The sad fact of life as a journalist sometimes is that we all get branded as this or that. Usually, the branding reads "Lazy, incompetent bastard." Just for your information, most PR agencies keep little databases on every journalist, so they usually know how smart or unsmart you are. They also know who is an easy target with the 'but this is EXCLUSIVE to you' bit. Given that several journalists suffer from the often career-fatal disease of byline incontinence this is a very important thing for PR agencies to know.
I've always wondered how I would have been branded on some of these files. "Loose cannon, talks through his ass, alcoholic, son of in/famous person." No, seriously, the last one does matter. Even though, in my four years as a journalist I would guess that I have done enough, broken enough stories to be called K, but I'll always be CS' son. I'm still introduced at some meetings like that, the last time I wanted to smash the PR guys face in with a hammer, but that would have left a slight mess at the Club Bar. That said, I am usually rather comfortable with PR guys, and some are even friends. I usually only want to kill other journalists.
Anyway, my branding rant is more or less over now.
However, someone who suffers from a serious branding issue is Shekhar Gupta.
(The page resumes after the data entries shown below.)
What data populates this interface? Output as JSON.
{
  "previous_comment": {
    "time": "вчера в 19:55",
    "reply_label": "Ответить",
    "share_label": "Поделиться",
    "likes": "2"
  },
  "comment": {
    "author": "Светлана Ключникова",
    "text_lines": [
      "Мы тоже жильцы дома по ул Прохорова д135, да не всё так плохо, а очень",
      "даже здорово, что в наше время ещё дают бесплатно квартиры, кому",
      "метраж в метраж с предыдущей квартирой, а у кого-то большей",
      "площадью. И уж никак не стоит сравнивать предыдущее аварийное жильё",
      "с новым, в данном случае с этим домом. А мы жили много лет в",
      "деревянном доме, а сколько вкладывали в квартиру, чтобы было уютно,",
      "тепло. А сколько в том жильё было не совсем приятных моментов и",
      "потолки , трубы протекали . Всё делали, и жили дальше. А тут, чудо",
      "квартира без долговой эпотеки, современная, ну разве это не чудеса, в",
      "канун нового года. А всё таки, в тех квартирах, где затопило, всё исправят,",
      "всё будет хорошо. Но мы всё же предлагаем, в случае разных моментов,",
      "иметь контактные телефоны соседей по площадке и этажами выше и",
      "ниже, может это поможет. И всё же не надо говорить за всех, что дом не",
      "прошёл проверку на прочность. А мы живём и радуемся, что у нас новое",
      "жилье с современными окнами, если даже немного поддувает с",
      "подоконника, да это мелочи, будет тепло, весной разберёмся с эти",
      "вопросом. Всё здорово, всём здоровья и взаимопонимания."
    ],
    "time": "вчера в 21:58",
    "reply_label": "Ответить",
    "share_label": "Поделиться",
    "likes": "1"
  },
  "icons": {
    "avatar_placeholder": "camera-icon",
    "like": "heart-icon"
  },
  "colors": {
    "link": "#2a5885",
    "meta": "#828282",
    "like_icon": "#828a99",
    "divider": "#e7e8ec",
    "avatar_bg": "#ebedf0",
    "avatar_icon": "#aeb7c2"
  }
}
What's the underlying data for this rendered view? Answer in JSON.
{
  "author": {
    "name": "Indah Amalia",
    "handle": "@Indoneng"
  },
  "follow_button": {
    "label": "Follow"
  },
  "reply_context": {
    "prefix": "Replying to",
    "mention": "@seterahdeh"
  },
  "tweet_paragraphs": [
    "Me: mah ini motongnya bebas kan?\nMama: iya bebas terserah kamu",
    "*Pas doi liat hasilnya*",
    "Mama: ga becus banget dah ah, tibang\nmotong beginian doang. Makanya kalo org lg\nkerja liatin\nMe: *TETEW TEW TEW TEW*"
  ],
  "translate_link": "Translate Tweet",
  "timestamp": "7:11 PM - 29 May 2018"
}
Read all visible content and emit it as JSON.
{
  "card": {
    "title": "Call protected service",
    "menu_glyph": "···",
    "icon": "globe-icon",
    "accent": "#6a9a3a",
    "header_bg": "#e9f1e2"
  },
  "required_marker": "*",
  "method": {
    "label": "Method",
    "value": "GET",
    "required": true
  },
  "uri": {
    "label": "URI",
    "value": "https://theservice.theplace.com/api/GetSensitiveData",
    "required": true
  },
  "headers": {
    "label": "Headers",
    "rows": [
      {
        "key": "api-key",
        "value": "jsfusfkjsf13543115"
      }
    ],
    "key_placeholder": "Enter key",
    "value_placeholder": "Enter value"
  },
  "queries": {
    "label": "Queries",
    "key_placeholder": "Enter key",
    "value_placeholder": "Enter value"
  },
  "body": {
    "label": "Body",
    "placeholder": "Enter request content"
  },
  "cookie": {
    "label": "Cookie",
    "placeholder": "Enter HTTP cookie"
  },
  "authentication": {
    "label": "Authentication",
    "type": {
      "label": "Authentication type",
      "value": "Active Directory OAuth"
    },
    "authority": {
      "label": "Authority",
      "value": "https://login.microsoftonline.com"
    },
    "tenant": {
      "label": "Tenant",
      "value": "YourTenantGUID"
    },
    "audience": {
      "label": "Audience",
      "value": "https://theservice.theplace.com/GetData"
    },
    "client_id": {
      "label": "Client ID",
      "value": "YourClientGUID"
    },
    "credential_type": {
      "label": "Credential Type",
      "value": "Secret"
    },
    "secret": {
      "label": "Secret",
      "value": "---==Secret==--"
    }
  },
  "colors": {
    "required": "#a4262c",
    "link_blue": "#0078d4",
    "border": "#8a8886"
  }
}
Sometimes I wonder in our over the top attempt to be liberal, sometimes we just lose the plot. I guess most desis are rather conservative at heart, and the world is generally getting more and more conservative. Red America is a great/weird/ironic example. So, will India be left with 'Blue' bastions in certain parts of major metropolitan areas and have the rest swallowed up by a 'Red' thinking majority.
BTW, 'Red' and 'Blue' in the American sense - Red for Republican and Blue for Democrat.
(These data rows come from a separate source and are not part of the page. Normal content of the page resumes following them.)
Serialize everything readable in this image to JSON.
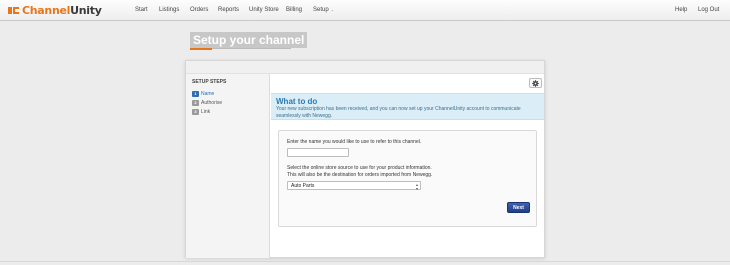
{
  "app": {
    "logo_part1": "Channel",
    "logo_part2": "Unity",
    "accent_color": "#e8771c",
    "primary_color": "#2e6eb5"
  },
  "nav": {
    "items": [
      {
        "label": "Start"
      },
      {
        "label": "Listings"
      },
      {
        "label": "Orders"
      },
      {
        "label": "Reports"
      },
      {
        "label": "Unity Store"
      },
      {
        "label": "Billing"
      },
      {
        "label": "Setup",
        "chevron": "⌄"
      }
    ],
    "right_items": [
      {
        "label": "Help"
      },
      {
        "label": "Log Out"
      }
    ]
  },
  "page": {
    "title": "Setup your channel"
  },
  "sidebar": {
    "heading": "SETUP STEPS",
    "steps": [
      {
        "number": "1",
        "label": "Name",
        "active": true
      },
      {
        "number": "2",
        "label": "Authorise",
        "active": false
      },
      {
        "number": "3",
        "label": "Link",
        "active": false
      }
    ]
  },
  "toolbar": {
    "settings_icon": "gear-icon"
  },
  "info": {
    "title": "What to do",
    "text": "Your new subscription has been received, and you can now set up your ChannelUnity account to communicate seamlessly with Newegg."
  },
  "form": {
    "name_label": "Enter the name you would like to use to refer to this channel.",
    "name_value": "",
    "source_label_line1": "Select the online store source to use for your product information.",
    "source_label_line2": "This will also be the destination for orders imported from Newegg.",
    "source_selected": "Auto Parts",
    "next_label": "Next"
  }
}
I should really join politics.
In case, you are bored, just go here. I was told I am 75% South East Asian and 25% Chinese. That puts the 'Japanese Tourist' story to bed, which involved me in a floppy hat with narrow specs making me look like the jovial character from a bad hentai movie. It also involved friends hopped up on a lot a LSD.
In another guise, I supposedly review gadgets and gizmos, and write about them. So I just thought I would get the initial reviews off my chest over here. Right now I have the Nokia 9300.
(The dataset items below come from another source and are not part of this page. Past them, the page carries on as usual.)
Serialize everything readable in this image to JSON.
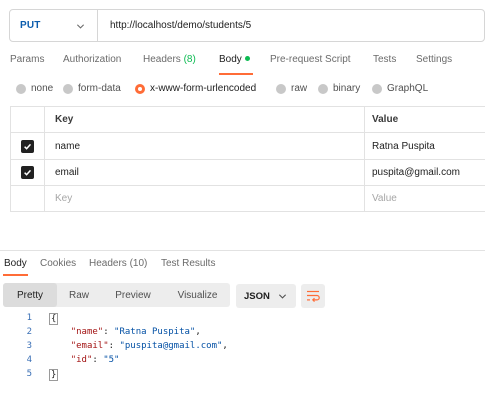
{
  "request": {
    "method": "PUT",
    "url": "http://localhost/demo/students/5"
  },
  "request_tabs": [
    {
      "label": "Params",
      "active": false
    },
    {
      "label": "Authorization",
      "active": false
    },
    {
      "label": "Headers",
      "count": "(8)",
      "active": false
    },
    {
      "label": "Body",
      "active": true
    },
    {
      "label": "Pre-request Script",
      "active": false
    },
    {
      "label": "Tests",
      "active": false
    },
    {
      "label": "Settings",
      "active": false
    }
  ],
  "body_types": [
    {
      "label": "none",
      "selected": false
    },
    {
      "label": "form-data",
      "selected": false
    },
    {
      "label": "x-www-form-urlencoded",
      "selected": true
    },
    {
      "label": "raw",
      "selected": false
    },
    {
      "label": "binary",
      "selected": false
    },
    {
      "label": "GraphQL",
      "selected": false
    }
  ],
  "params_table": {
    "columns": [
      "Key",
      "Value"
    ],
    "rows": [
      {
        "checked": true,
        "key": "name",
        "value": "Ratna Puspita"
      },
      {
        "checked": true,
        "key": "email",
        "value": "puspita@gmail.com"
      }
    ],
    "placeholder": {
      "key": "Key",
      "value": "Value"
    }
  },
  "response_tabs": [
    {
      "label": "Body",
      "active": true
    },
    {
      "label": "Cookies",
      "active": false
    },
    {
      "label": "Headers",
      "count": "(10)",
      "active": false
    },
    {
      "label": "Test Results",
      "active": false
    }
  ],
  "view_modes": [
    {
      "label": "Pretty",
      "active": true
    },
    {
      "label": "Raw",
      "active": false
    },
    {
      "label": "Preview",
      "active": false
    },
    {
      "label": "Visualize",
      "active": false
    }
  ],
  "format": "JSON",
  "response_body": {
    "line_numbers": [
      "1",
      "2",
      "3",
      "4",
      "5"
    ],
    "open_brace": "{",
    "close_brace": "}",
    "fields": [
      {
        "key": "\"name\"",
        "value": "\"Ratna Puspita\"",
        "sep": ","
      },
      {
        "key": "\"email\"",
        "value": "\"puspita@gmail.com\"",
        "sep": ","
      },
      {
        "key": "\"id\"",
        "value": "\"5\"",
        "sep": ""
      }
    ]
  },
  "colors": {
    "accent": "#ff6c37",
    "method": "#0b5cad",
    "success": "#0cbb52"
  }
}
Initial feeling : Nice, sturdy phone with big keys. I like the form factor, it fits well into my gorilla sized hands.
Initial usage experience : The 9300 is a slightly smaller, and lighter version of the Communicator 9500, sans camera. Now, my dad in one of his more recent 'lightbulb' moments told me that he would move a private members bill banning camera cellphones. Now, I hope that I managed to switch that light off, I think. The problem is that camera cellphones, as the DPS students having a good time proved, can be, well, misused by horny young teenagers. And understandably, many defence establishments, law offices and call-centres even in India have banned camera-phones. So, the 9300 is a good phone for people who want a cool new phone, but are limited by the fact that almost every nice new phone has a big megapixel camera. I liked the Communicator so much that I gave it a stellar review. I like the 9300 too. I like it more than the SonyEricsson P910i in my other pocket.
Would I buy one? I don't have Rs 37K to blow on a phone right now, and that is just the listed price, but still a tad too expensive for me. I would still prefer a Nokia 7610.
OK, todays version done, tata.

1 comment:

Anonymous said...

Shekhar Gupta 'branded' himself and his paper as anti-establishment figures. But is now busy drumming up support for the establishment. His duplicity is the issue, not whether he's 'liberal' or 'conservative'. Such behaviour in the final analysis damages the institution of press far more than it harms him because we lose faith in the institution, just as we have lost faith in politicians.